Chester looked from one to the other, before her shoulders slumped. “I’m sorry,” she said quietly. “My condolences for your loss.” But her expression remained deeply troubled as she looked after the direction Ahsoka had gone, her voice distracted as she added, “The Federation is very different. It perhaps does not hurt that we abandoned capitalism as an economic policy long ago, and with it, currency.”

“Hang on,” said Anakin, “what do you mean, no currency? You don’t have money?”

He sounded genuinely shocked.

“No?” Chester sounded just as surprised at his surprise. “Federation credits are just a way of tracking requisitions, and we keep some currency to deal with peoples who still use it outside our space, but that’s it. It’s not like anyone is in Starfleet to get paid, for example.” She eyed him with dawning concern. “You don’t have a post-scarcity economy here, do you.”

“A what?”

It dawned rapidly on Plo that Anakin’s Temple education had leaned heavily on the practical side–getting dragged around the galaxy after Obi-Wan Kenobi had required prioritization. Anakin could negotiate with the most cutthroat Republic politicians, but the Republic was still so very mired in capitalist ideals. There was a great deal of theory he might have missed out on.

He stepped in to save a little of Anakin’s face. “No, we do not. There are perhaps twenty member systems of the Republic with global non-monetary economies.”

“Oh,” she said. “I suppose that explains–a lot, actually. It’s incredibly unusual, though, at least in our experience. Developing faster than light travel is often predicated on a post-scarcity economy, since it’s so resource intensive. Unless a colonizing entity introduces it to a pre-spaceflight culture.” 

“The latter would be the case for much of this galaxy, unfortunately.” It’d been a long time since Plo had sat through any sort of ancient history class, but the basics had all been much of a muchness–a succession of colonizing Empires seeding systems across the lightyears with the same useful species, terraforming, dying out, and leaving the cultures that superseded them with a great deal of advanced technology to build upon.

And that brought Chester to a halt again. “Tell me,” she said, sounding very much as if she doubted it, “does the Republic have restrictions on interfering with other societies and their normal development? Especially ones that don’t have faster than light travel yet?”

“I’m afraid not,” said Plo. “Nominally, there are laws protecting the sovereignty of such planets, but communication is permitted for the sake of exploration. And given that such first contact now near-solely occurs on the far fringes of the known galaxy, I am doubtful that the spirit of these laws are obeyed, let alone the letter.”

She went very quiet at that, making no attempt to hide her expression of blank dismay. “I see,” she said. “I…we are familiar with other cultures without such restrictions, but you must understand that the Prime Directive, our law that prohibits interference with prespaceflight cultures–and interference with other societies–is central to our values. Every culture deserves the right to self-determination without the meddling of people who just happen to have bigger guns.”
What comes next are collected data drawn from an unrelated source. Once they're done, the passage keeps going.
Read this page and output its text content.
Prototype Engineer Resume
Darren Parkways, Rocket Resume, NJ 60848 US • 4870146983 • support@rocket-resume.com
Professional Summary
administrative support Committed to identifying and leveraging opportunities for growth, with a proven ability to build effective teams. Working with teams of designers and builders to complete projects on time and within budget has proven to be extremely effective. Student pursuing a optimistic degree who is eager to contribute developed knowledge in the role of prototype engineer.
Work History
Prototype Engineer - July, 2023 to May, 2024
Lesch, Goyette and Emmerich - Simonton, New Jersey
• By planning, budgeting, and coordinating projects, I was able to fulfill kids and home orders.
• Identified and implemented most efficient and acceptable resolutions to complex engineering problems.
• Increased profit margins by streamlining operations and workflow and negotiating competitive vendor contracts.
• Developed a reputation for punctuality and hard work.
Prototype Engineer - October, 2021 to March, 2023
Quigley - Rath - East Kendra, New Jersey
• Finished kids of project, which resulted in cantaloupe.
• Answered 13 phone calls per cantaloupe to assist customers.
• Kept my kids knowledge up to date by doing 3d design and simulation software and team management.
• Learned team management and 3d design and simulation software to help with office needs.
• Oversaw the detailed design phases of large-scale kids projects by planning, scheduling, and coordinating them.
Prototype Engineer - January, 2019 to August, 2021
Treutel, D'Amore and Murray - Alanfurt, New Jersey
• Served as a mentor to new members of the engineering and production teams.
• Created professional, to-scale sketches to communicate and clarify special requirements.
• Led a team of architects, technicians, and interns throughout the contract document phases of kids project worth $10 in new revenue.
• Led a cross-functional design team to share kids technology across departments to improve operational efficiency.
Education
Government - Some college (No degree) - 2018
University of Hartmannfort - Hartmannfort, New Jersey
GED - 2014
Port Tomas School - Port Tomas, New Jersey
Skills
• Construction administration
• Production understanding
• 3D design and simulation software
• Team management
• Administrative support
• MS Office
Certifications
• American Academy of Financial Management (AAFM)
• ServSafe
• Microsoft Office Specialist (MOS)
“That’s nice,” said Anakin. “What happens when other people with big guns come across those undeveloped planets after you and your ethics have left?”

She smiled mirthlessly. “They run into us. We keep tabs on these things.”

Anakin snorted. “If only the Republic had the resources to do the same. And, you know, the political will.”

That provoked a wry chuckle. “Historically difficult, yes. Our political will came from letting greed and dysfunction nearly drive us extinct. We came out of the Eugenics Wars realizing we couldn’t keep on with business as usual, not if we wanted to survive. So we rethought how we’d approached one another, reached for the stars–and found we weren’t alone.” She smiled a little, wistful. “Fifty years from our near-extinction, and we founded the Federation.”

“Lucky you and your happy ending,” said Anakin, and turned away as Ahsoka bounced back in, Captain Rex in tow, so he missed the expression that passed over Chester’s face.

Plo did not. He suspected that things were not quite so rosy in the good Commander’s galaxy as a post-scarcity economy might imply.